Письмо адресовано не ему – он, Лоран, в то время находился рядом с Бабёфом, в другой одиночной камере той же Тампльской башни.

Письмо адресовано Феликсу Лепелетье, одному из немногих заговорщиков, сумевших избежать ареста.

Это завещание Гракха Бабёфа.

Он подтвердил свою волю лично ему, Лорану, позднее, когда она стала последней волей: в Вандоме, за несколько минут до вынесения рокового приговора.

И Лоран дал другу торжественное обещание восстановить добрую память о нём. Иначе говоря, показать людям Гракха Бабёфа таким, каким он был.

Воссоздать его верный, правдивый образ.

Так о чём же ещё думать? В чём сомневаться? И стоит ли тратить драгоценное время на выбор сюжета, на размышления о содержании будущего труда, если и то и другое давно предложено самой жизнью.

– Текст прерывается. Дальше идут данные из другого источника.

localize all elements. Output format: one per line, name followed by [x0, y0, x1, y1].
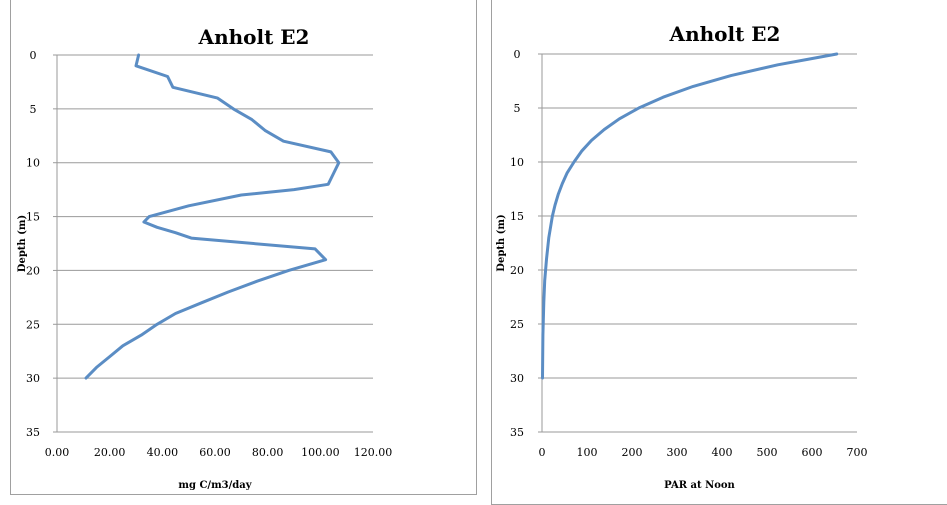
y-axis-label: Depth (m): [496, 214, 507, 271]
x-tick-label: 120.00: [354, 446, 393, 459]
y-tick-label: 5: [30, 103, 37, 116]
y-tick-label: 10: [510, 156, 524, 169]
chart-panel-right: Anholt E2 0 5 10 15 20 25 30 35 0 100 200 300 400 500 6…: [491, 0, 947, 505]
x-tick-label: 20.00: [94, 446, 126, 459]
x-tick-label: 400: [712, 446, 733, 459]
y-tick-label: 25: [510, 318, 524, 331]
y-tick-label: 10: [26, 157, 40, 170]
x-tick-label: 200: [622, 446, 643, 459]
y-tick-label: 25: [26, 318, 40, 331]
x-axis-label: PAR at Noon: [664, 480, 735, 491]
chart-title: Anholt E2: [198, 25, 310, 49]
y-tick-label: 20: [26, 264, 40, 277]
productivity-chart: Anholt E2 0 5 10 15 20 25 30 35 0.00 20.00 40.00 60.…: [17, 25, 393, 491]
x-tick-label: 700: [847, 446, 868, 459]
y-tick-label: 0: [514, 48, 521, 61]
y-tick-label: 15: [510, 210, 524, 223]
x-tick-label: 100: [577, 446, 598, 459]
x-tick-label: 60.00: [199, 446, 231, 459]
par-chart: Anholt E2 0 5 10 15 20 25 30 35 0 100 200 300 400 500 6…: [496, 22, 868, 491]
y-tick-label: 0: [30, 49, 37, 62]
x-tick-label: 600: [802, 446, 823, 459]
y-tick-label: 20: [510, 264, 524, 277]
chart-title: Anholt E2: [669, 22, 781, 46]
x-tick-label: 40.00: [147, 446, 179, 459]
y-tick-label: 15: [26, 211, 40, 224]
y-axis-label: Depth (m): [17, 215, 28, 272]
x-tick-label: 0.00: [45, 446, 70, 459]
y-tick-label: 30: [26, 372, 40, 385]
y-tick-label: 35: [510, 426, 524, 439]
x-tick-label: 80.00: [252, 446, 284, 459]
x-tick-label: 500: [757, 446, 778, 459]
x-axis-label: mg C/m3/day: [178, 480, 252, 491]
x-tick-label: 0: [539, 446, 546, 459]
y-tick-label: 30: [510, 372, 524, 385]
x-tick-label: 100.00: [301, 446, 340, 459]
series-line: [84, 53, 341, 380]
y-tick-label: 35: [26, 426, 40, 439]
x-tick-label: 300: [667, 446, 688, 459]
y-tick-label: 5: [514, 102, 521, 115]
series-line: [541, 52, 839, 380]
chart-panel-left: Anholt E2 0 5 10 15 20 25 30 35 0.00 20.00 40.00 60.…: [10, 0, 477, 495]
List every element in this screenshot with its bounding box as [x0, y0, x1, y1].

Это будет труд не о Наполеоне.

И не о Робеспьере.

И не о себе.

Это будет труд о Гракхе Бабёфе.

О его тяжёлой и достойной жизни.

О его благородной борьбе.

О его героическом самопожертвовании.

О его мученическом конце.

Это будет исполнение его последней воли.

Но прежде чем приступить к задуманному, следовало ещё раз пересмотреть некоторые теоретические проблемы: ведь со времени «Заговора Равных» минуло тридцать с лишним лет – целая треть столетия – и за это время социальные идеи претерпели известные изменения.

24

Хотя слова «социальный» и «социализм» имеют общий корень, они возникли в разное время и первое из них старше второго почти на две тысячи лет: первое было известно древним римлянам, второе Лоран мог услышать не ранее начала XIX века.

Слово «социализм» в итальянской форме (socialismo) впервые было произнесено в 1803 году; англичане стали употреблять его с 1822 года; во Франции оно появилось более десяти лет спустя.